A method of capital punishment practiced since centuries, stoning or lapidation arose more as a means of death rooted in traditional systems of morality rather than in legal drawings. In recent times however, stoning has been a legal or customary punishment in the Iran, United Arab Emirates, Iraq, Qatar, Mauritania, Saudi Arabia, Somalia, Sudan, Yemen, northern Nigeria, Afghanistan, Brunei, and tribal parts of Pakistan where it holds also particular importance for religious conservatives due to their scriptural origin. Iran in particular advocates stoning as a method of death for those committing adultery as is also recently supported by the nation of Brunei, the latter becoming therefore the first Southeast Asian country which officially adopts public stoning as a judicial form of punishment. Legal stoning sentences though continue to be a part of the realm of other equally torturous modes of execution in the country of Saudi Arabia as well as in the United Arab Emirates even when it is condemned by human rights organisations across the world.

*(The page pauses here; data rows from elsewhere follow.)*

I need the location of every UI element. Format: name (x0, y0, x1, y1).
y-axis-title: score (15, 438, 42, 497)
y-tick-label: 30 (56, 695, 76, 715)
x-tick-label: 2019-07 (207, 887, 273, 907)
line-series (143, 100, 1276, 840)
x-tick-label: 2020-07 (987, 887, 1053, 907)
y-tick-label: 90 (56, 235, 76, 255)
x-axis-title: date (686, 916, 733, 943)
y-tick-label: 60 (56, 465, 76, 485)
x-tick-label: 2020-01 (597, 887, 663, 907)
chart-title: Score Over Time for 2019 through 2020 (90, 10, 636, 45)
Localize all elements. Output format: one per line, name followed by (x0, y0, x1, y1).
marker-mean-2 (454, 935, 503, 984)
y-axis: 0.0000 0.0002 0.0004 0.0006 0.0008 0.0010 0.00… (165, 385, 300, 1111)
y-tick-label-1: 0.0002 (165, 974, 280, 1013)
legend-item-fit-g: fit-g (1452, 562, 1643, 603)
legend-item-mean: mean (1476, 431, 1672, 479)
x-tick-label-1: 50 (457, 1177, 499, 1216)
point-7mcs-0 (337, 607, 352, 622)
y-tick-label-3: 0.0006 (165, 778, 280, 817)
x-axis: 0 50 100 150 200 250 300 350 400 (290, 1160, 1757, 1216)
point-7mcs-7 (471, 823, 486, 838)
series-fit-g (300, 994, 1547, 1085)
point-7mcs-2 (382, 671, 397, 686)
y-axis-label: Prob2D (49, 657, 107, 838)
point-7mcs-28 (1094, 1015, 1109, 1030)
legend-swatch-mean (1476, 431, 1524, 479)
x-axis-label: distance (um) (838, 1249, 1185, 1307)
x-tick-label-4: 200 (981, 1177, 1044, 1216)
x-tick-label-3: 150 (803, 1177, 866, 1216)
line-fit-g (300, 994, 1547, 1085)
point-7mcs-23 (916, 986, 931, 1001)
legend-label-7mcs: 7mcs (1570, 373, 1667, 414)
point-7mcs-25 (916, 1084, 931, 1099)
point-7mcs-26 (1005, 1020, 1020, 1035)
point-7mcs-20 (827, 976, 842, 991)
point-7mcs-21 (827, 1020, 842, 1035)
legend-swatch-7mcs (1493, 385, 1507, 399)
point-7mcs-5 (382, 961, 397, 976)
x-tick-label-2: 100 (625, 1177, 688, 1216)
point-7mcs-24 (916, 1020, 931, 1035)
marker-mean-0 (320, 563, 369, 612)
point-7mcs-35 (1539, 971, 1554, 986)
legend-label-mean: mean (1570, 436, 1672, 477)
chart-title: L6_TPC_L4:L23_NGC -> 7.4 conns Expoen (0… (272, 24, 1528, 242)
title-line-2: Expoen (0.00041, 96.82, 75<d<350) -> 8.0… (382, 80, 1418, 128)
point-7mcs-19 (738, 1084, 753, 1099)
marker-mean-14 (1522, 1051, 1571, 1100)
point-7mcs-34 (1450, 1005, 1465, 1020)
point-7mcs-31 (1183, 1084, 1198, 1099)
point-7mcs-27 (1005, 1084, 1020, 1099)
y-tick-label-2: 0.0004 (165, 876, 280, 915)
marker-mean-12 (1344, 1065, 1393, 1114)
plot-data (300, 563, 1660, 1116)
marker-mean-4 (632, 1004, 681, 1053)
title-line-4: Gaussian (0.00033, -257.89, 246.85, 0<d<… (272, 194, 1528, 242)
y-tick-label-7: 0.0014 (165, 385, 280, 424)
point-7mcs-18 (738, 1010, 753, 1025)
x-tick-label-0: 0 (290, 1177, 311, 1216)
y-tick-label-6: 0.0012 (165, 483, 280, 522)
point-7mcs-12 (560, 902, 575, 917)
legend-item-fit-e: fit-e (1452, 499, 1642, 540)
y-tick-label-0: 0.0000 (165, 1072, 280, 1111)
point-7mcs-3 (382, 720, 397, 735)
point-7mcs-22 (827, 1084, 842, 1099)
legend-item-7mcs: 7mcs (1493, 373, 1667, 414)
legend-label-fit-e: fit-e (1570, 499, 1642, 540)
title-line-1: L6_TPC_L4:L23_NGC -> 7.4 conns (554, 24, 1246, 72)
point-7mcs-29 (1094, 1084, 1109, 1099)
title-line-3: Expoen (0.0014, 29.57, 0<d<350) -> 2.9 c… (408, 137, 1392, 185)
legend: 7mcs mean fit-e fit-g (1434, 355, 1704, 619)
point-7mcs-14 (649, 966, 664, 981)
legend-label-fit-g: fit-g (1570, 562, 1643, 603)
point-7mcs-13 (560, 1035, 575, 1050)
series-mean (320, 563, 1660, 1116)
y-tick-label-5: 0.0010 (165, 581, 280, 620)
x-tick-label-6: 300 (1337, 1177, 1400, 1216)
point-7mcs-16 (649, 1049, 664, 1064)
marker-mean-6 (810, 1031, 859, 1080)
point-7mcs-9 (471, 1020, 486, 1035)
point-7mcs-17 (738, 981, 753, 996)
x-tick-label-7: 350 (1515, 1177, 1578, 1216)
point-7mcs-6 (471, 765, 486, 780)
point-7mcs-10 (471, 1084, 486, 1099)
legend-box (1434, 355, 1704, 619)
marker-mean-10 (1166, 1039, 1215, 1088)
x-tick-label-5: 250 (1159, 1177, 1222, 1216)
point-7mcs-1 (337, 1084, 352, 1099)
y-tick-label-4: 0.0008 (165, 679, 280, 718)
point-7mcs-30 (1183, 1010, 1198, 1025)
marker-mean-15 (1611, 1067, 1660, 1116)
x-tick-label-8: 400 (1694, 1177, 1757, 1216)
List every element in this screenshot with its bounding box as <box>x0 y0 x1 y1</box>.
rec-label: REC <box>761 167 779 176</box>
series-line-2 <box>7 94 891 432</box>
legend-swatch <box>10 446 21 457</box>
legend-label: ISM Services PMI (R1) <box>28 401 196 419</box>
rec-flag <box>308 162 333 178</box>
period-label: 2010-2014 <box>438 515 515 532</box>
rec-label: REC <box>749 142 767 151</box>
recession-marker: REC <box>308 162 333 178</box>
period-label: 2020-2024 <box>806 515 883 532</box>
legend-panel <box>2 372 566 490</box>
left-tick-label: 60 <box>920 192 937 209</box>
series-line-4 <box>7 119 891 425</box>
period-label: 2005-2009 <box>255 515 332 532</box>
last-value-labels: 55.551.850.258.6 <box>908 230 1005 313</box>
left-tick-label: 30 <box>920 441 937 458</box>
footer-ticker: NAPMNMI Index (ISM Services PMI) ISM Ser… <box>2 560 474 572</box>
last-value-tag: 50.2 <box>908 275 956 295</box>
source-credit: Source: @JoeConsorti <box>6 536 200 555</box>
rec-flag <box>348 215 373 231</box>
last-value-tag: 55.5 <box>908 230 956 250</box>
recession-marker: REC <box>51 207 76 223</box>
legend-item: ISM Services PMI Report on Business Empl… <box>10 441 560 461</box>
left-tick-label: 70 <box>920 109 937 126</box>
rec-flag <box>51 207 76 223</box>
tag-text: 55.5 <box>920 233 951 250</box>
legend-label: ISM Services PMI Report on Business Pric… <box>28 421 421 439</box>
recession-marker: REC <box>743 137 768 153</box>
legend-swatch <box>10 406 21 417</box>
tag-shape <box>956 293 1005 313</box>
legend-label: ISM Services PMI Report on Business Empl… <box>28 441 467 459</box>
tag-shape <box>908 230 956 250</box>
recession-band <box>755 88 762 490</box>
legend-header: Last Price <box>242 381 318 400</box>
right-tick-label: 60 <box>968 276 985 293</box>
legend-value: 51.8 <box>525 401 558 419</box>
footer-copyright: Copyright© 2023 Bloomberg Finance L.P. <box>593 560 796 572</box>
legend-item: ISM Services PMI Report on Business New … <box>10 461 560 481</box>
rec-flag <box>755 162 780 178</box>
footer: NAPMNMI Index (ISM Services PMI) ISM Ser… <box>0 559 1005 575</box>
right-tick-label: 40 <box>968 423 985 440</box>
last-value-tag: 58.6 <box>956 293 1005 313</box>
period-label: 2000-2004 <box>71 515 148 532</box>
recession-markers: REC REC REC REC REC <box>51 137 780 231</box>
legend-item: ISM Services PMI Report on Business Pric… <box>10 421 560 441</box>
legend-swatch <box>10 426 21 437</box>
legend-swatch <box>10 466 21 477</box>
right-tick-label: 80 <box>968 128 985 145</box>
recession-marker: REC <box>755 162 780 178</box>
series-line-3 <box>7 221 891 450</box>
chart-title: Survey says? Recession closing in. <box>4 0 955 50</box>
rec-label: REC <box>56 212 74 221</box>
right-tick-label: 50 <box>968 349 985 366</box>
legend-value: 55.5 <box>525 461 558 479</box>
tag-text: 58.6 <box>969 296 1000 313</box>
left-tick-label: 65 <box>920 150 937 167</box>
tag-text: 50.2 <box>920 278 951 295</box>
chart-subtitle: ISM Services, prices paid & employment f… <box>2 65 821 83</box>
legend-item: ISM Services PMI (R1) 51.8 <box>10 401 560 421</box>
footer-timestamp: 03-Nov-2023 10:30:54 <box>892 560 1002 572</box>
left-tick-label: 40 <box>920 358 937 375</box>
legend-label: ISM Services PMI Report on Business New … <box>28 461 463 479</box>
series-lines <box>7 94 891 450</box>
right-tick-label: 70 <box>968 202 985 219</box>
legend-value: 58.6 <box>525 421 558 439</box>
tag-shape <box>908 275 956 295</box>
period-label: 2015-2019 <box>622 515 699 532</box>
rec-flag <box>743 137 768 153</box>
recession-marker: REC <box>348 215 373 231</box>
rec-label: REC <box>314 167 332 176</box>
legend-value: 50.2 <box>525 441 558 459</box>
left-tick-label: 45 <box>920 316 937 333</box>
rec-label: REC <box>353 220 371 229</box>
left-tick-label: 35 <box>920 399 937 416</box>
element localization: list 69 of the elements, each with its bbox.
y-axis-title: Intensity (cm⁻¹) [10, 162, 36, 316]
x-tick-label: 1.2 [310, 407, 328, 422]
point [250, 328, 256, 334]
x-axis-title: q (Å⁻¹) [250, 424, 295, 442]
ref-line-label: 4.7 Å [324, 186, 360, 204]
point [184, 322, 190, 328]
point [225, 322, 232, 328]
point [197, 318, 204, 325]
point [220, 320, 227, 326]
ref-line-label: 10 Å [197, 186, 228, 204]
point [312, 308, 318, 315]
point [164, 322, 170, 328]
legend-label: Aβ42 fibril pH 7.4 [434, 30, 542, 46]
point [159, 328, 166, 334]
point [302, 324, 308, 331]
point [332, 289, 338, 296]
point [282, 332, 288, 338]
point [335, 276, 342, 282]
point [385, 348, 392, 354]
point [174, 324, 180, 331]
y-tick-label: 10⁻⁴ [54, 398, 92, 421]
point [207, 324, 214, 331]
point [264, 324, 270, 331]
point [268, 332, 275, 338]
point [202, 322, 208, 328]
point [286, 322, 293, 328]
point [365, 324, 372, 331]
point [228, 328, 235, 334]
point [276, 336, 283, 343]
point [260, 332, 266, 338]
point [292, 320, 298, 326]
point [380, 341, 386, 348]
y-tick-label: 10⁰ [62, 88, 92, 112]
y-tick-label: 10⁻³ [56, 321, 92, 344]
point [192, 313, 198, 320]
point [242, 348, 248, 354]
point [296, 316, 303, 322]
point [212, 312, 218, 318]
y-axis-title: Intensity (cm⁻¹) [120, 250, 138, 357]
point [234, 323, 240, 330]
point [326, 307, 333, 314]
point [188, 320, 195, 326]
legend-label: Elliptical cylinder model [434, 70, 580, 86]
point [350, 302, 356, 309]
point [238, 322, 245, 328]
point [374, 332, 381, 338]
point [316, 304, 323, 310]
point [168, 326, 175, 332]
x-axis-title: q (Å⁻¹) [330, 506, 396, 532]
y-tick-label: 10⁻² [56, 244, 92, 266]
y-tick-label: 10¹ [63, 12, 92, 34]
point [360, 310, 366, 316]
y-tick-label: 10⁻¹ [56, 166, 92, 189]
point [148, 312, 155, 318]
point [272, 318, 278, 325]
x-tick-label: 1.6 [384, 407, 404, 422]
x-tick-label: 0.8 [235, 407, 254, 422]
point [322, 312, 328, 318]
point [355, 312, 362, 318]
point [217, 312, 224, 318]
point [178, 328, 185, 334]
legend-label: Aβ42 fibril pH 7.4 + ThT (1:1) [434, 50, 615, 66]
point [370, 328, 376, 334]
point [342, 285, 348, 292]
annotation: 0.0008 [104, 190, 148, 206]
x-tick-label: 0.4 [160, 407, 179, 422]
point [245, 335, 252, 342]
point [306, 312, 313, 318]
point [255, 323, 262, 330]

As a method of execution, immurement has been an established practice that led to death of people in the ancient times. Quite simply, it is death brought about by a denial to basic food and drink, induced therefore by the conditions of starvation or dehydration. Under immurement, a person is imprisoned until death, usually in a tightly enclosed space from where there is no escape, for instance, a coffin. One of the last cases of immurement is supposed to be a 1903 incident in Marrakesh though individual instances of the same might be attested or alleged from numerous other parts of the world as well as a less gory but no less torturous mode of capital punishment.
Falling is a method of execution that involves throwing or dropping people from great heights, causing them therefore to die through injuries caused by hitting the ground with tremendous force at high speeds. Used since ancient times and finding some expression also in the modern age, particularly in the scenario of wars where captured enemy soldiers are dropped to their death from airplanes or helicopters into oceans, rivers or mountains, falling as a mode of executing death punishment however has been reported even in the 21st century from the nations of Iran and Iraq.